The Secret Life of Bees by Sue Monk Kidd
Assignment: # 9 of ten narratives
Publishing info.: New York: Penguin. c2002. 302 p.
Grades: 7 and up
Set in South Carolina in 1964 during the turbulent Civil Rights era, The Secret Life of Bees is the coming-of-age story of fourteen year-old girl Lily Owens. Lily lives with her emotionally detached and harsh father, T-Ray, while Rosaleen, a proud and outspoken black woman, serves as her stand-in mother. Despite Rosaleen's efforts, Lily longs for her long deceased mother, Deborah, who died when Lily was four during a domestic dispute. Unfortunately, Lily's father tells her she is the cause for her mother's death. When Rosaleen is attacked by three racists, she is subsequently arrested. Lily rescues Rosaleen from jail and they escape their small South Carolina town and seek sanctuary elsewhere. Lily has a picture of a black Madonna with the words Tiburon, South Carolina on the back that she found in her mother's things.

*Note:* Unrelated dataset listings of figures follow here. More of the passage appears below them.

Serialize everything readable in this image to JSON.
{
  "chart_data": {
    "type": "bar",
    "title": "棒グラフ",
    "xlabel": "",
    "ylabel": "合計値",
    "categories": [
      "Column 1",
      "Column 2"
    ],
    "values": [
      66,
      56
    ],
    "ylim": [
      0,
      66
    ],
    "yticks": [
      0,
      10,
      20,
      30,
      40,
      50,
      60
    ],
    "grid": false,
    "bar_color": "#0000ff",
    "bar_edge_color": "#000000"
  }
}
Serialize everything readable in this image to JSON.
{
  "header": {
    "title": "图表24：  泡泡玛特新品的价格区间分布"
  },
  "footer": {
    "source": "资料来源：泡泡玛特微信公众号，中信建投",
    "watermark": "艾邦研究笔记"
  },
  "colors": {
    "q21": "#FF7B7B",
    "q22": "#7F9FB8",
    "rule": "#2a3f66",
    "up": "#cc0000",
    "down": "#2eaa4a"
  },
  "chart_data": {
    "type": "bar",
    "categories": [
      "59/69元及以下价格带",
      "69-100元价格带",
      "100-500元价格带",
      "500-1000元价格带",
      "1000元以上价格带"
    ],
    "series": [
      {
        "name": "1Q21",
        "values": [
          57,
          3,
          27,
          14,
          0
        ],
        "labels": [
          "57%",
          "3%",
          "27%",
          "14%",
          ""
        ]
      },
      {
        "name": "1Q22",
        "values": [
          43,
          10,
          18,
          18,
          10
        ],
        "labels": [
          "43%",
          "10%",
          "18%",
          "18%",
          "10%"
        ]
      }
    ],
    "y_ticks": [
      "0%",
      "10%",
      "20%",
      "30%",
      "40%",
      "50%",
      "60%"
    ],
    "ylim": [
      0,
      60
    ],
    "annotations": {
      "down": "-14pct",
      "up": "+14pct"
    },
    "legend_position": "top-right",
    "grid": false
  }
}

This becomes the guide that leads her to the Boatwright sisters, three black beekeepers who give her a home, a better understanding of herself, and their love. Lily learns that the sisters pray to a black Madonna, whom they call "Our Lady of Chains". During this time with the three sisters, Lily doesn't find the mother she lost, but she does come to terms with her mother's death. Lily also learns to forgive her father and to accept his inability to love. This book should appeal to adults as well as younger women.
Booktalking Ideas: 1. One of the Boatwright sisters May built a wailing wall to help her come to terms with the pain she felt. Do we also need "rituals," like wailing walls, to help us deal with our grief and suffering? 2. What prompted Rosaleen to spit on the three men's shoes? What does it take for a person to stand up to others?
Nailed by Patrick Jones
Assignment: #10 of ten narratives
Publishing info.: New York: Walker Books: c2006. 216 p.
Genre: Coming-of-Age, Contemporary realistic fiction
Grades: 9 through 12
According to sixteen-year-old Bret Hendricks father, “The nail that sticks out the farthest gets hammered the hardest.” Thus is the metaphor and title significance. Bret, an aspiring actor, musician, poet, songwriter and somewhat of a misfit, sticks out the farthest in the local high school that pays homage to the world of jocks because he refuses to conform to their perception of what is normal. What results is endless harassment and examples of intolerance that escalates into Bret’s need to strike back, a subsequent suspension and a potential lawsuit. The constant abuse Bret endures at school is almost shocking and makes for interesting discussion. The novel includes Bret’s foray into a romantic relationship and the bitter lesson when he is betrayed by not only his girlfriend, but by also a good friend. The novel has more dimensions to it when we learn the reason behind Bret's family dynamics. The tension between Bret and his father is realistic. This is a good book about nonconformity, bullying, free speech and learning to accept one's individuality. Students should be able to identify with the issues addressed. Teachers will consider the role they play in students' lives after reading this novel.
Booktalking Ideas: 1. Before reading the book, what do you think is meant by "The nail that sticks out the farthest gets hammered the hardest?” 2. After reading the novel, does the quote mean anything different to you? 3. Is Nailed an appropriate title for the novel? 4. Do you think Bret brought on some of the problems he faced? Should he have fought back?